En juin 1711, Vetch fut informé qu’un régiment britannique, appuyé par une importante escadre, se tenait prêt à Boston et que, sur les ordres du nouveau gouvernement tory, on se préparait à reprendre les mesures stratégiques qu’il avait préconisées. Rappelé à Boston, il laissa Sir Charles Hobby commander temporairement à Annapolis Royal. Les forces armées s’embarquèrent pour Québec le 30 juillet, sous les ordres de l’amiral Sir Hovenden Walker, avec le brigadier général John Hill en qualité de commandant en chef des forces de débarquement, et Vetch qui assurait le commandement des troupes de la Nouvelle-Angleterre. Sachant que Vetch connaissait bien le Saint-Laurent, Walker lui demanda de conduire la flotte mais il ne lui avait pas encore confié l’avant-garde que des vents contraires, joints à une mauvaise manœuvre, jetèrent neuf vaisseaux sur les récifs près de l’Île-aux-Œufs, dans le golfe du Saint-Laurent. L’amiral, peu enthousiaste dès le début, ne chercha pas d’autre excuse pour abandonner l’entreprise, bien que Vetch employât toute sa force de persuasion pour que cette armée encore puissante poursuive son voyage.
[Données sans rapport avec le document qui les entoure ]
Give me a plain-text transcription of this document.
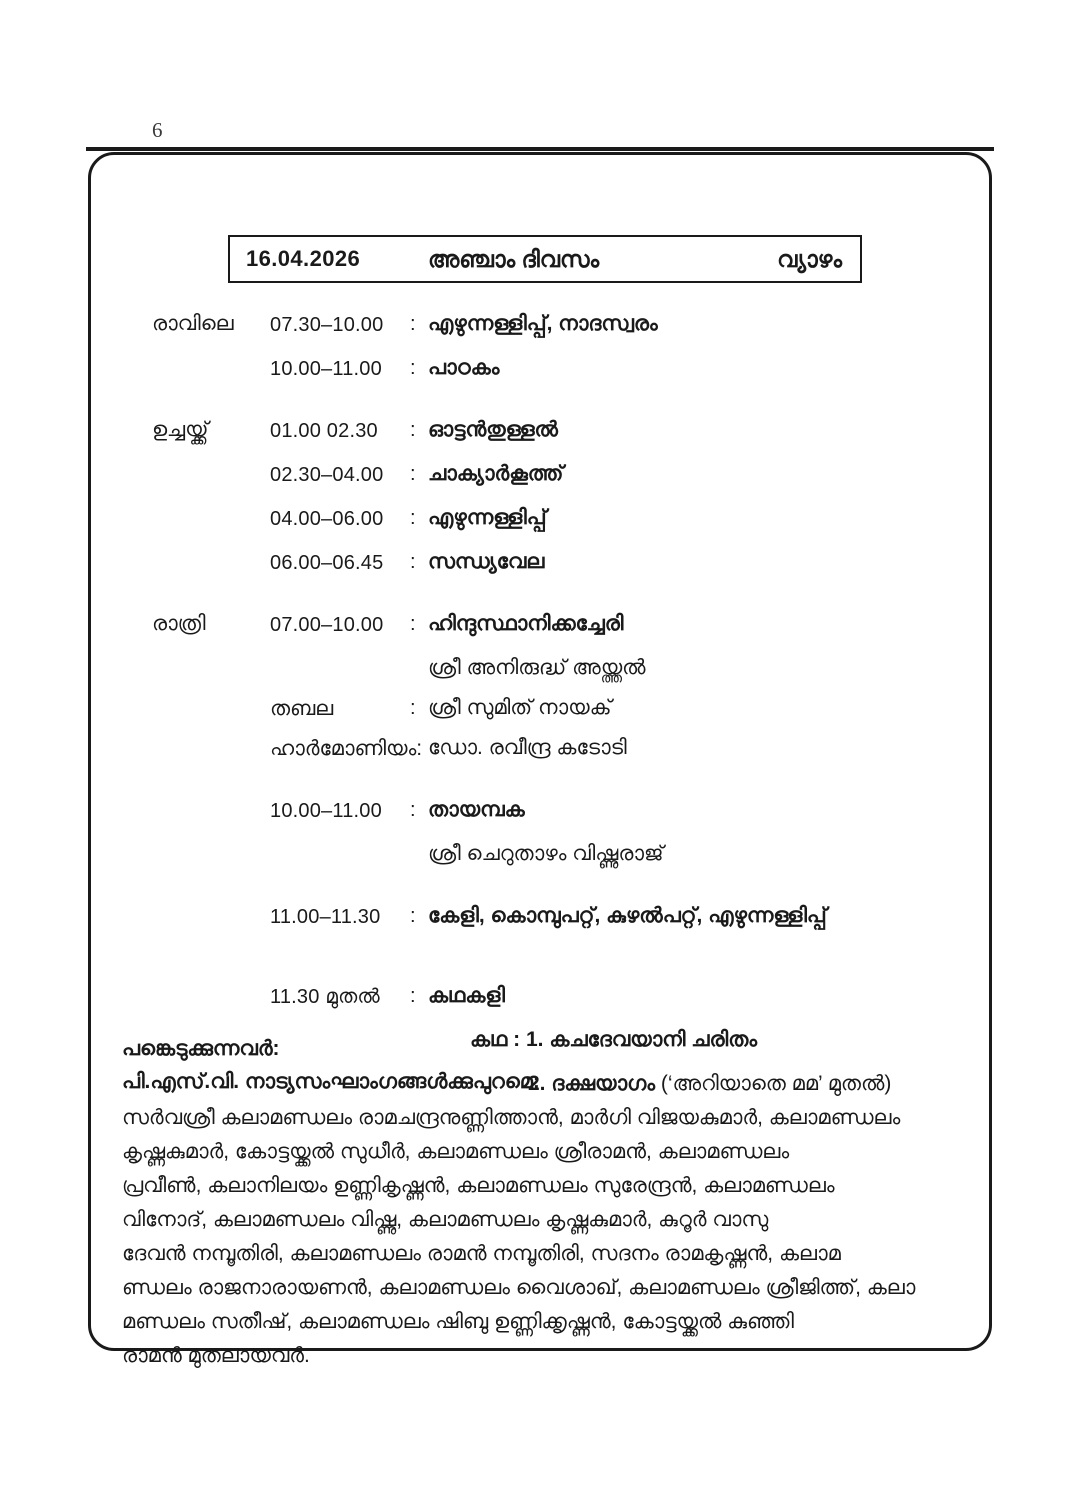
6
16.04.2026	അഞ്ചാം ദിവസം	വ്യാഴം
രാവിലെ 07.30–10.00 : എഴുന്നള്ളിപ്പ്, നാദസ്വരം
10.00–11.00 : പാഠകം
ഉച്ചയ്ക്ക്	01.00 02.30 : ഓട്ടൻതുള്ളൽ
02.30–04.00 : ചാക്യാർകൂത്ത്
04.00–06.00 : എഴുന്നള്ളിപ്പ്
06.00–06.45 : സന്ധ്യവേല
രാത്രി	07.00–10.00 : ഹിന്ദുസ്ഥാനിക്കച്ചേരി
ശ്രീ അനിരുദ്ധ് അയ്ത്തൽ
തബല	: ശ്രീ സുമിത് നായക്
ഹാർമോണിയം: ഡോ. രവീന്ദ്ര കടോടി
10.00–11.00 : തായമ്പക
ശ്രീ ചെറുതാഴം വിഷ്ണുരാജ്
11.00–11.30 : കേളി, കൊമ്പുപറ്റ്, കുഴൽപറ്റ്, എഴുന്നള്ളിപ്പ്
11.30 മുതൽ : കഥകളി
കഥ : 1. കചദേവയാനി ചരിതം
2. ദക്ഷയാഗം (‘അറിയാതെ മമ’ മുതൽ)
പങ്കെടുക്കുന്നവർ:
പി.എസ്.വി. നാട്യസംഘാംഗങ്ങൾക്കുപുറമെ:
സർവശ്രീ കലാമണ്ഡലം രാമചന്ദ്രനുണ്ണിത്താൻ, മാർഗി വിജയകുമാർ, കലാമണ്ഡലം
കൃഷ്ണകുമാർ, കോട്ടയ്ക്കൽ സുധീർ, കലാമണ്ഡലം ശ്രീരാമൻ, കലാമണ്ഡലം
പ്രവീൺ, കലാനിലയം ഉണ്ണികൃഷ്ണൻ, കലാമണ്ഡലം സുരേന്ദ്രൻ, കലാമണ്ഡലം
വിനോദ്, കലാമണ്ഡലം വിഷ്ണു, കലാമണ്ഡലം കൃഷ്ണകുമാർ, കുറൂർ വാസു
ദേവൻ നമ്പൂതിരി, കലാമണ്ഡലം രാമൻ നമ്പൂതിരി, സദനം രാമകൃഷ്ണൻ, കലാമ
ണ്ഡലം രാജനാരായണൻ, കലാമണ്ഡലം വൈശാഖ്, കലാമണ്ഡലം ശ്രീജിത്ത്, കലാ
മണ്ഡലം സതീഷ്, കലാമണ്ഡലം ഷിബു ഉണ്ണിക്കൃഷ്ണൻ, കോട്ടയ്ക്കൽ കുഞ്ഞി
രാമൻ മുതലായവർ.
Sur le chemin du retour, Vetch reçut l’assurance qu’environ 350 hommes de l’armée seraient détachés pour relever la garnison en Nouvelle-Écosse. Il s’arrêta à Annapolis Royal et y laissa environ 200 hommes, l’ingénieur militaire George Vane et Thomas Caulfeild, qui devait remplacer Hobby. Vetch s’en fut ensuite passer l’hiver à Boston, d’où il se tint en rapport avec Caulfeild qui assurait l’intérim. Au cours de son séjour à Boston et après son retour à Annapolis Royal, en juin, il fit des demandes incessantes mais vaines pour que Londres lui donne des instructions au sujet de ses fonctions, lui envoie une garnison permanente et paie les dépenses assez considérables de la colonie. Dans la colonie, la situation empirait au fur et à mesure que se multipliaient les désertions de la garnison et, à peu près à la même époque, Vane se plaignit au gouvernement anglais que Vetch pratiquait des exactions sur les habitants et les traitait « avant tout comme des esclaves ».

Après un autre hiver difficile à Annapolis Royal, Vetch apprit au début de l’été de 1713 que, en Angleterre, le gouvernement tory avait nommé Nicholson pour le remplacer. Quand, à l’automne, Nicholson débarqua avec le titre de gouverneur, Vetch découvrit que son ancien compagnon d’armes s’était retourné contre lui et que, à la suite des plaintes portées par Vane, il essayait de le faire accuser de malversations dans l’administration d’Annapolis Royal. Pour répondre à ces accusations et recouvrer ce que le gouvernement lui devait, Vetch s’embarqua pour l’Angleterre le 16 avril 1714, laissant derrière lui sa femme et ses deux enfants, Alida et William.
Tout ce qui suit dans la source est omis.